Thursday, 7 March 2013

Measures of variability

Actually: estimates of the dispersion of a distribution.  Everyone knows the standard deviation
sigma = sqrt(1/N * sum(x_i - mean))
That's pretty much the one everyone uses.  

Another strategy is to use the interquartile distance:
IQD = x_75% - x_25%
If you look at this for a Gaussian distribution (which is the assumption the standard deviation makes), you can use the cumulative distribution function for the normal distribution to see that you can get a "sigma" from this where
sigma_IQD ~= 0.7413 * IQD
This measure is somewhat more robust against outliers, as you can pile a bunch of points outside the inner half of the distribution, and they won't change the IQD much.  However, if you have a bias where all your outliers are on one side (say, all greater than the median of the distribution you care about), then you can only have 25% of all your points being outliers.

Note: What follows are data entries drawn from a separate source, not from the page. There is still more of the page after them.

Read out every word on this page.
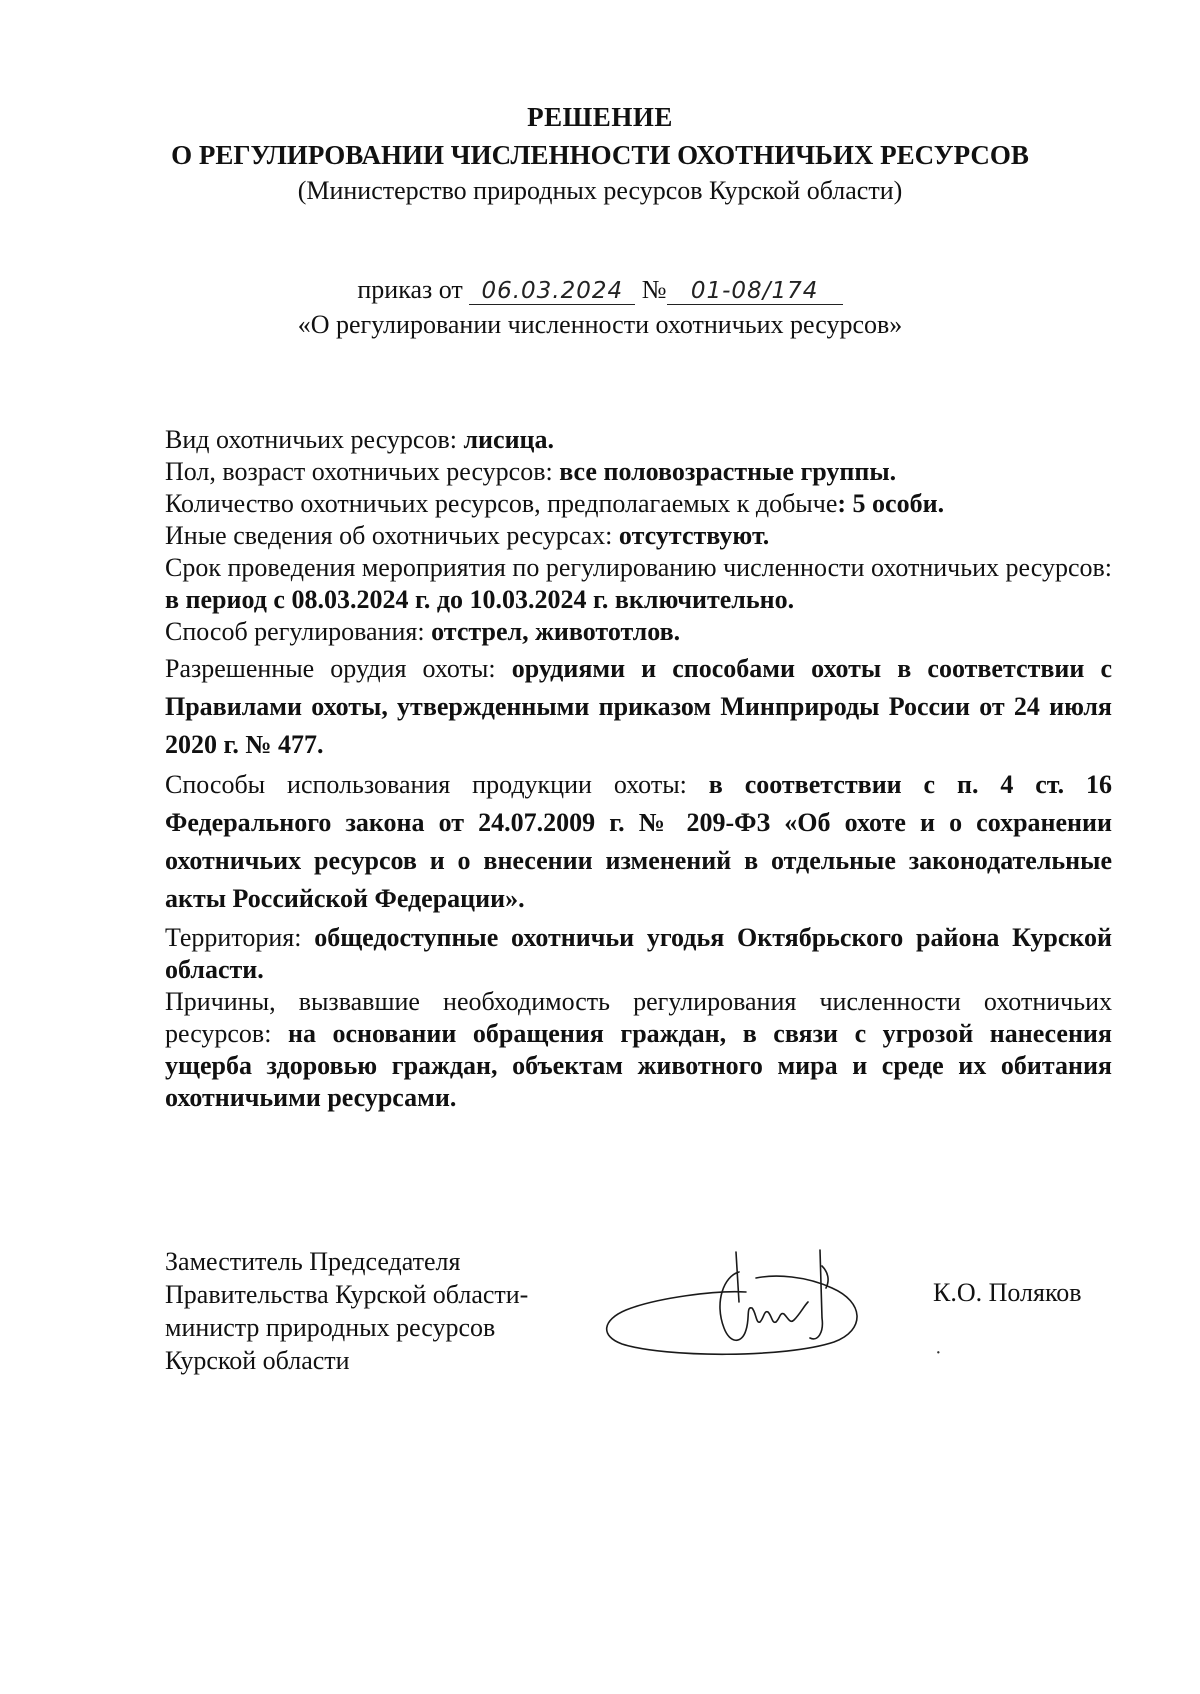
РЕШЕНИЕ
О РЕГУЛИРОВАНИИ ЧИСЛЕННОСТИ ОХОТНИЧЬИХ РЕСУРСОВ
(Министерство природных ресурсов Курской области)
приказ от 06.03.2024 № 01-08/174
«О регулировании численности охотничьих ресурсов»

Вид охотничьих ресурсов: лисица.

Пол, возраст охотничьих ресурсов: все половозрастные группы.

Количество охотничьих ресурсов, предполагаемых к добыче: 5 особи.

Иные сведения об охотничьих ресурсах: отсутствуют.

Срок проведения мероприятия по регулированию численности охотничьих ресурсов: в период с 08.03.2024 г. до 10.03.2024 г. включительно.

Способ регулирования: отстрел, живототлов.

Разрешенные орудия охоты: орудиями и способами охоты в соответствии с Правилами охоты, утвержденными приказом Минприроды России от 24 июля 2020 г. № 477.

Способы использования продукции охоты: в соответствии с п. 4 ст. 16 Федерального закона от 24.07.2009 г. № 209-ФЗ «Об охоте и о сохранении охотничьих ресурсов и о внесении изменений в отдельные законодательные акты Российской Федерации».

Территория: общедоступные охотничьи угодья Октябрьского района Курской области.

Причины, вызвавшие необходимость регулирования численности охотничьих ресурсов: на основании обращения граждан, в связи с угрозой нанесения ущерба здоровью граждан, объектам животного мира и среде их обитания охотничьими ресурсами.

Заместитель Председателя
Правительства Курской области-
министр природных ресурсов
Курской области
К.О. Поляков
·
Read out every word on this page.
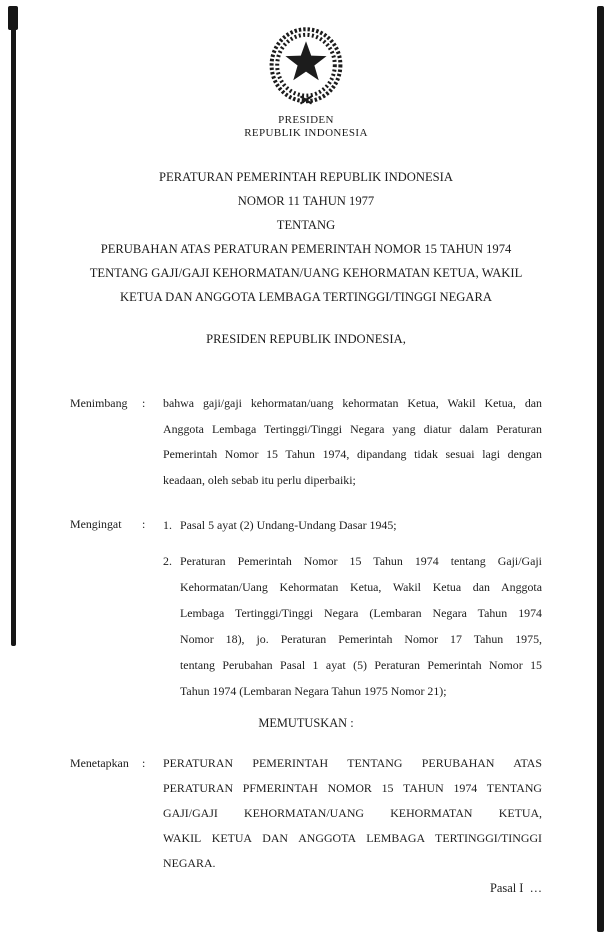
PRESIDEN
REPUBLIK INDONESIA
PERATURAN PEMERINTAH REPUBLIK INDONESIA
NOMOR 11 TAHUN 1977
TENTANG
PERUBAHAN ATAS PERATURAN PEMERINTAH NOMOR 15 TAHUN 1974
TENTANG GAJI/GAJI KEHORMATAN/UANG KEHORMATAN KETUA, WAKIL
KETUA DAN ANGGOTA LEMBAGA TERTINGGI/TINGGI NEGARA
PRESIDEN REPUBLIK INDONESIA,
Menimbang	:	bahwa gaji/gaji kehormatan/uang kehormatan Ketua, Wakil Ketua, dan
Anggota Lembaga Tertinggi/Tinggi Negara yang diatur dalam Peraturan
Pemerintah Nomor 15 Tahun 1974, dipandang tidak sesuai lagi dengan
keadaan, oleh sebab itu perlu diperbaiki;
Mengingat	:	1. Pasal 5 ayat (2) Undang-Undang Dasar 1945;
2. Peraturan Pemerintah Nomor 15 Tahun 1974 tentang Gaji/Gaji
Kehormatan/Uang Kehormatan Ketua, Wakil Ketua dan Anggota
Lembaga Tertinggi/Tinggi Negara (Lembaran Negara Tahun 1974
Nomor 18), jo. Peraturan Pemerintah Nomor 17 Tahun 1975,
tentang Perubahan Pasal 1 ayat (5) Peraturan Pemerintah Nomor 15
Tahun 1974 (Lembaran Negara Tahun 1975 Nomor 21);
MEMUTUSKAN :
Menetapkan	:	PERATURAN PEMERINTAH TENTANG PERUBAHAN ATAS
PERATURAN PFMERINTAH NOMOR 15 TAHUN 1974 TENTANG
GAJI/GAJI KEHORMATAN/UANG KEHORMATAN KETUA,
WAKIL KETUA DAN ANGGOTA LEMBAGA TERTINGGI/TINGGI
NEGARA.
Pasal I  …
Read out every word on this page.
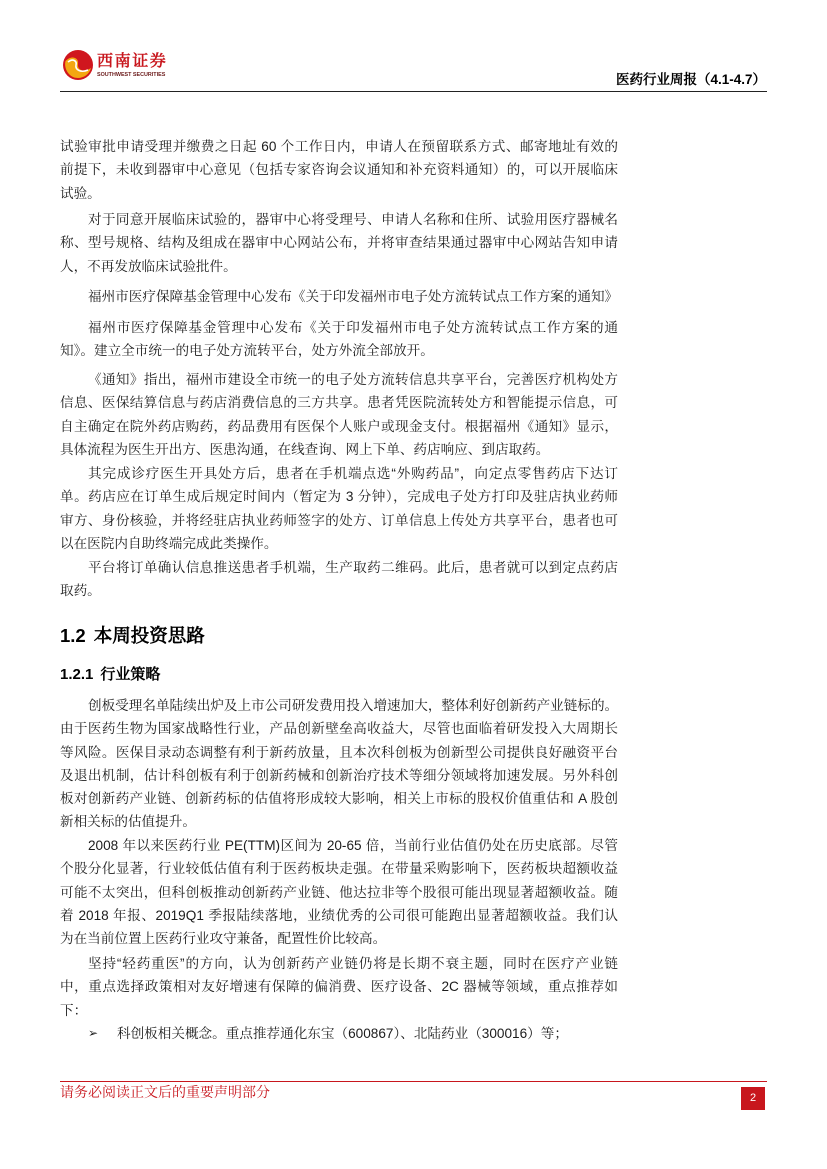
西南证券
SOUTHWEST SECURITIES	医药行业周报（4.1-4.7）
试验审批申请受理并缴费之日起 60 个工作日内，申请人在预留联系方式、邮寄地址有效的
前提下，未收到器审中心意见（包括专家咨询会议通知和补充资料通知）的，可以开展临床
试验。
对于同意开展临床试验的，器审中心将受理号、申请人名称和住所、试验用医疗器械名
称、型号规格、结构及组成在器审中心网站公布，并将审查结果通过器审中心网站告知申请
人，不再发放临床试验批件。
福州市医疗保障基金管理中心发布《关于印发福州市电子处方流转试点工作方案的通知》
福州市医疗保障基金管理中心发布《关于印发福州市电子处方流转试点工作方案的通
知》。建立全市统一的电子处方流转平台，处方外流全部放开。
《通知》指出，福州市建设全市统一的电子处方流转信息共享平台，完善医疗机构处方
信息、医保结算信息与药店消费信息的三方共享。患者凭医院流转处方和智能提示信息，可
自主确定在院外药店购药，药品费用有医保个人账户或现金支付。根据福州《通知》显示，
具体流程为医生开出方、医患沟通，在线查询、网上下单、药店响应、到店取药。
其完成诊疗医生开具处方后，患者在手机端点选“外购药品”，向定点零售药店下达订
单。药店应在订单生成后规定时间内（暂定为 3 分钟），完成电子处方打印及驻店执业药师
审方、身份核验，并将经驻店执业药师签字的处方、订单信息上传处方共享平台，患者也可
以在医院内自助终端完成此类操作。
平台将订单确认信息推送患者手机端，生产取药二维码。此后，患者就可以到定点药店
取药。
1.2 本周投资思路
1.2.1 行业策略
创板受理名单陆续出炉及上市公司研发费用投入增速加大，整体利好创新药产业链标的。
由于医药生物为国家战略性行业，产品创新壁垒高收益大，尽管也面临着研发投入大周期长
等风险。医保目录动态调整有利于新药放量，且本次科创板为创新型公司提供良好融资平台
及退出机制，估计科创板有利于创新药械和创新治疗技术等细分领域将加速发展。另外科创
板对创新药产业链、创新药标的估值将形成较大影响，相关上市标的股权价值重估和 A 股创
新相关标的估值提升。
2008 年以来医药行业 PE(TTM)区间为 20-65 倍，当前行业估值仍处在历史底部。尽管
个股分化显著，行业较低估值有利于医药板块走强。在带量采购影响下，医药板块超额收益
可能不太突出，但科创板推动创新药产业链、他达拉非等个股很可能出现显著超额收益。随
着 2018 年报、2019Q1 季报陆续落地，业绩优秀的公司很可能跑出显著超额收益。我们认
为在当前位置上医药行业攻守兼备，配置性价比较高。
坚持“轻药重医”的方向，认为创新药产业链仍将是长期不衰主题，同时在医疗产业链
中，重点选择政策相对友好增速有保障的偏消费、医疗设备、2C 器械等领域，重点推荐如
下：
➢ 科创板相关概念。重点推荐通化东宝（600867）、北陆药业（300016）等；
请务必阅读正文后的重要声明部分	2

One way to fix this is to use the median absolute deviation:
MAD = median( abs(x_i - median(x_i)))
It's not too difficult to directly prove that for a symmetric distribution (Gaussian, or a Gaussian + unbiased outlier distribution)
MAD_symmetric = 0.5 * IQD_symmetric
However, if the outliers are biased, MAD is able to accept up to 50% ourliers before it really breaks down.  As above, you can create an effective sigma:
sigma_MAD ~= 1.4826 * MAD

Finally, you can histogram all the data, and do a Gaussian fit to that histogram to determine the width.  This has the problem that you need to have a decent number of samples before the fit will converge well.  It also can be more computationally expensive, since you have to fit a function.  Ok, now let's look at a bunch of plots.  For these, I created 10000 random samples, with some fraction "outliers."  The real distribution is a Gaussian of mean 0 and stddev 1.0.  The outliers are drawn from a flat distribution from -5 to 5 (for the unbiased case) or from 0 to 10 (for the biased case).
Biased.Unbiased.
From these, you can see that:

  1. For the biased outlier distribution, IQD fails around 25% contamination.  MAD is better until around 50%.  Histogram fits are generally better, but fail catastrophically around 60%.
  2. For the unbiased outliers, IQD and MAD are identical as suggested above.  Histograms are still better.
  3. Standard deviation is universally bad when any outliers are present.
Biased.Unbiased.
This is the same set of plots, now done for N = 100.  Histograms are now good only in the unbiased case with less than 50% contamination.  For the biased case, they're not better than the standard deviation above 20% contamination.

So that's largely why I like using a sigma based on the MAD.  It's pretty much universally better than the regular standard deviation when outliers are present.  Fitting Gaussians to histograms can do a better job, but that uses more complicated math, so it may not be useful if you don't have fitting code ready to go.